3.7 Model diagnostics

fitting.BHSM$mod.diag

a) Normality: The Q-Q plot through both tails indicates heavy-tailed residuals. The central section fits well, but since there are outliers in both tails, it means that some observations are not well described by the model and are probably due to localized spatial effects.

b) Histogram: Shows a peak strongly centered on zero, reflecting that the majority of residuals are near zero, validating high accuracy. But thin spikes indicate the model has the potential to overfit, fitting data too closely. Residuals are skewed in their distribution, reflecting potential non-linearity or issues of variance that might need to be transformed.

c) Independence: ACF plot indicates strong autocorrelation at lag 1, with spatial correlation not being fully explained in the residuals. Periodic structure indicates some spatial dependency is left unmodeled.

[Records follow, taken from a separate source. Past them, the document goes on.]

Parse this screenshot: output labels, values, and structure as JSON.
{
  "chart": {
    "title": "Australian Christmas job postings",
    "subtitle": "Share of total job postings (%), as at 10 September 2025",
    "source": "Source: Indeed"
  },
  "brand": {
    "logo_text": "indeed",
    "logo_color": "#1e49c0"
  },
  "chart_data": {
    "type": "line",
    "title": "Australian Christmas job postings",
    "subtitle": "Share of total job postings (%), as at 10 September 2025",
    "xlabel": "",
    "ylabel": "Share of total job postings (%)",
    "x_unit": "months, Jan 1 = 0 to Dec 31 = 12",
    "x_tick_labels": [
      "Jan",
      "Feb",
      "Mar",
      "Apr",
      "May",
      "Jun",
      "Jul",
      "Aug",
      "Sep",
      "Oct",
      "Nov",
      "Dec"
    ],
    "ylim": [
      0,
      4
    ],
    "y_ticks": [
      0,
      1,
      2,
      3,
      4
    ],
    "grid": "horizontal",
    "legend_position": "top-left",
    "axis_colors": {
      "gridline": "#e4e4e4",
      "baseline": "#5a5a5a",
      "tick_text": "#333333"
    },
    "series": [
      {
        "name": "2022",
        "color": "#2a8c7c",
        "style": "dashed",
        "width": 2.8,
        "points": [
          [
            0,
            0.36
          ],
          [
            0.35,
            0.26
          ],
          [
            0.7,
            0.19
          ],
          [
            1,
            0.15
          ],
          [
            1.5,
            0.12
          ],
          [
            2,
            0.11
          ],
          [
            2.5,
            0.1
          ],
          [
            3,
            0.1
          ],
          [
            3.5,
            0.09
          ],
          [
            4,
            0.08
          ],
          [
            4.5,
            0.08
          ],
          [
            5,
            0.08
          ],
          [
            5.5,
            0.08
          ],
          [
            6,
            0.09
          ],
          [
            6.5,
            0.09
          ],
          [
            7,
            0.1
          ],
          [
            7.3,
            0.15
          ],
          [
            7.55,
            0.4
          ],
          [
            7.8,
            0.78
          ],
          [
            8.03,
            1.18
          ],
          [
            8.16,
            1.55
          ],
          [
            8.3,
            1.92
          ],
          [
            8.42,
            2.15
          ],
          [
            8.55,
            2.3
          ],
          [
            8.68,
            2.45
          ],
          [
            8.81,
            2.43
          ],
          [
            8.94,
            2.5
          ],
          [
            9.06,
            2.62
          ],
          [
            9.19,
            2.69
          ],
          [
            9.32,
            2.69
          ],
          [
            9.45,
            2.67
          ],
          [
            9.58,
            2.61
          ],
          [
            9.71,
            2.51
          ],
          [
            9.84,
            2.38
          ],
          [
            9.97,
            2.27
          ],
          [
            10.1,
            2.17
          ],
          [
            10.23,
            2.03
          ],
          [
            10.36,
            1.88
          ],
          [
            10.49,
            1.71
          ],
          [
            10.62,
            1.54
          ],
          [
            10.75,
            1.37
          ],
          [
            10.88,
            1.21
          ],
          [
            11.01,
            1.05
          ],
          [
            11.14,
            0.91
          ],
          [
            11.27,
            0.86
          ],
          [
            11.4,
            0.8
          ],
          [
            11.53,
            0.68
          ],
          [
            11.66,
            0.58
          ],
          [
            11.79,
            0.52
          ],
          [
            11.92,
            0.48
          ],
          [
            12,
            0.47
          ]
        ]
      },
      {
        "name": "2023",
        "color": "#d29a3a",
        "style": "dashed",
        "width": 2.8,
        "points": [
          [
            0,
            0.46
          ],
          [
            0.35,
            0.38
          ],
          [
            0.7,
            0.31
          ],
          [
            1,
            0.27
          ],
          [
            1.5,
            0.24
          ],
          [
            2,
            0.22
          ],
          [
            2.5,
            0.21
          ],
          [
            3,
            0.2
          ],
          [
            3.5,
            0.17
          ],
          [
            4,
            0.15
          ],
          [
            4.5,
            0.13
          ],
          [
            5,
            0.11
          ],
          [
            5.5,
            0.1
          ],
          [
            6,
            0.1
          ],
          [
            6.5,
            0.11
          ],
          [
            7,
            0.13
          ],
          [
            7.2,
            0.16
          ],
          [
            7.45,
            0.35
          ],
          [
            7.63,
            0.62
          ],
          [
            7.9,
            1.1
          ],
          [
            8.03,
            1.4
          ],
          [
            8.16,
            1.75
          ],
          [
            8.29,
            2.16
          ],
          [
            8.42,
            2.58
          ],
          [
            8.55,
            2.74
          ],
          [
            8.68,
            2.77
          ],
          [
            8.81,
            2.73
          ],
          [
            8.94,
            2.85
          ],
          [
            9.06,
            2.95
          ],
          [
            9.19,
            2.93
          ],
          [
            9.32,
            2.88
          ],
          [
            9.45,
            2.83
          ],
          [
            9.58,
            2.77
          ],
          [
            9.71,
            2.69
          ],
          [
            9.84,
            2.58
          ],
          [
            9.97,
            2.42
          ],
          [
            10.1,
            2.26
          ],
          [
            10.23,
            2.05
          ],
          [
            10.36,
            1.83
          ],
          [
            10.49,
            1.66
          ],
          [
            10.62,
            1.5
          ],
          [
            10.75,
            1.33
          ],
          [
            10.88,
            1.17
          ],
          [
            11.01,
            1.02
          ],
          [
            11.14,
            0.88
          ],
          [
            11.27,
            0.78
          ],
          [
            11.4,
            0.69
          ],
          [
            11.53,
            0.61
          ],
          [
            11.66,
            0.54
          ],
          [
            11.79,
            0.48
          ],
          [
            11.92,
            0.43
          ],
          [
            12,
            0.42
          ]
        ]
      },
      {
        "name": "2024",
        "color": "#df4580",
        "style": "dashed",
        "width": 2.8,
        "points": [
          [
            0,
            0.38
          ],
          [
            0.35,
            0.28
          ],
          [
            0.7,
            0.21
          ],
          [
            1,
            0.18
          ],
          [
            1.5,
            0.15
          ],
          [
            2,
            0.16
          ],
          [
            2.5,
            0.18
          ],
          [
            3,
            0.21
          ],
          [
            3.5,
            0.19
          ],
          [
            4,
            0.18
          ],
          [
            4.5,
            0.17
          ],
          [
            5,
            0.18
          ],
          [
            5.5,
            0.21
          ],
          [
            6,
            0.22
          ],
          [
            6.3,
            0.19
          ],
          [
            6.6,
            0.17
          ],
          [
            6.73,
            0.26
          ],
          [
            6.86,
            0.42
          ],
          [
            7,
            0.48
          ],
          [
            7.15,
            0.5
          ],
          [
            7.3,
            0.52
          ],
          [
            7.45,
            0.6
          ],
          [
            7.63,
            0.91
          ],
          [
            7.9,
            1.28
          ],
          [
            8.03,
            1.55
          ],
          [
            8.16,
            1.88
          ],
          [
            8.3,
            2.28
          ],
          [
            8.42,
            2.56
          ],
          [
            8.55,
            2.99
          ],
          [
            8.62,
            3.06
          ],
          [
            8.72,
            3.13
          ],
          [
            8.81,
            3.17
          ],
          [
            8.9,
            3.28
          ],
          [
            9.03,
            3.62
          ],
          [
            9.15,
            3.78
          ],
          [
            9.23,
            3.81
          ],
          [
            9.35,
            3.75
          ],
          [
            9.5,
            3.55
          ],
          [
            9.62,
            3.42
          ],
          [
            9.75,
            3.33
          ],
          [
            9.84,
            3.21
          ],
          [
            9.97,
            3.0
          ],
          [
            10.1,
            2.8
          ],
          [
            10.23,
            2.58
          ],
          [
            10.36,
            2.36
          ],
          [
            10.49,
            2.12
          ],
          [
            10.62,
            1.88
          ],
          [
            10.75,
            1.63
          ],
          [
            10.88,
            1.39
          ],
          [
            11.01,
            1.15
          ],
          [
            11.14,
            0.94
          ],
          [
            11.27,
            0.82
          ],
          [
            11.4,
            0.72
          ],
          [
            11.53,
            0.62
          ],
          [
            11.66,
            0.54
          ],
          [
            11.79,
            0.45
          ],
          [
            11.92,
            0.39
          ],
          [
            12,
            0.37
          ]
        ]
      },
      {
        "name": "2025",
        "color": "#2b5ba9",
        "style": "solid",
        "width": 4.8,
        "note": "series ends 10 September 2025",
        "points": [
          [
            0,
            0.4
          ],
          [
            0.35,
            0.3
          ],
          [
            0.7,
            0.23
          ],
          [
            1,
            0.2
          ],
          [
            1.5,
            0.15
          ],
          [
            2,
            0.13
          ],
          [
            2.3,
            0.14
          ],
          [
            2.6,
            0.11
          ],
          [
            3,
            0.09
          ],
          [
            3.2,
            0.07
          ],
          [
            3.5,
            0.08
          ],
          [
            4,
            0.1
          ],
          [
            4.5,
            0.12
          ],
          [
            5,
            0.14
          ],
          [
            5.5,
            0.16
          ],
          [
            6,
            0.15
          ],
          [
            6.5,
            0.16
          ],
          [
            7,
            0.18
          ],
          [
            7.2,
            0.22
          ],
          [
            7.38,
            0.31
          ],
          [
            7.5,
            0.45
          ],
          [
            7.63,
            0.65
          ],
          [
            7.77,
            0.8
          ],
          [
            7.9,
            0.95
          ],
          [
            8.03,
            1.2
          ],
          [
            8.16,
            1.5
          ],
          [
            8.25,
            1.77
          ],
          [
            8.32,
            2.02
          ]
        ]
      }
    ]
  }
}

d) Homoscedasticity: The residual plot indicates an uneven spread, with greater variance in extreme values of precipitation. It has a slight funnel shape, so there is heteroscedasticity, i.e., the errors grow as precipitation values increase.

3.8 Spatial mapping

fitting.BHSM$pred.sptMap

The upper figure shows that a higher precipitation is observed in the northern and coastal regions, which is in line with the expected climatic patterns. Central and western India exhibit lower precipitation, consistent with the drier climatic conditions of these regions.

fitting.BHSM$se.sptMap

Standard Error Map show extremely low values (in the order of 1e-14), indicating high model certainty.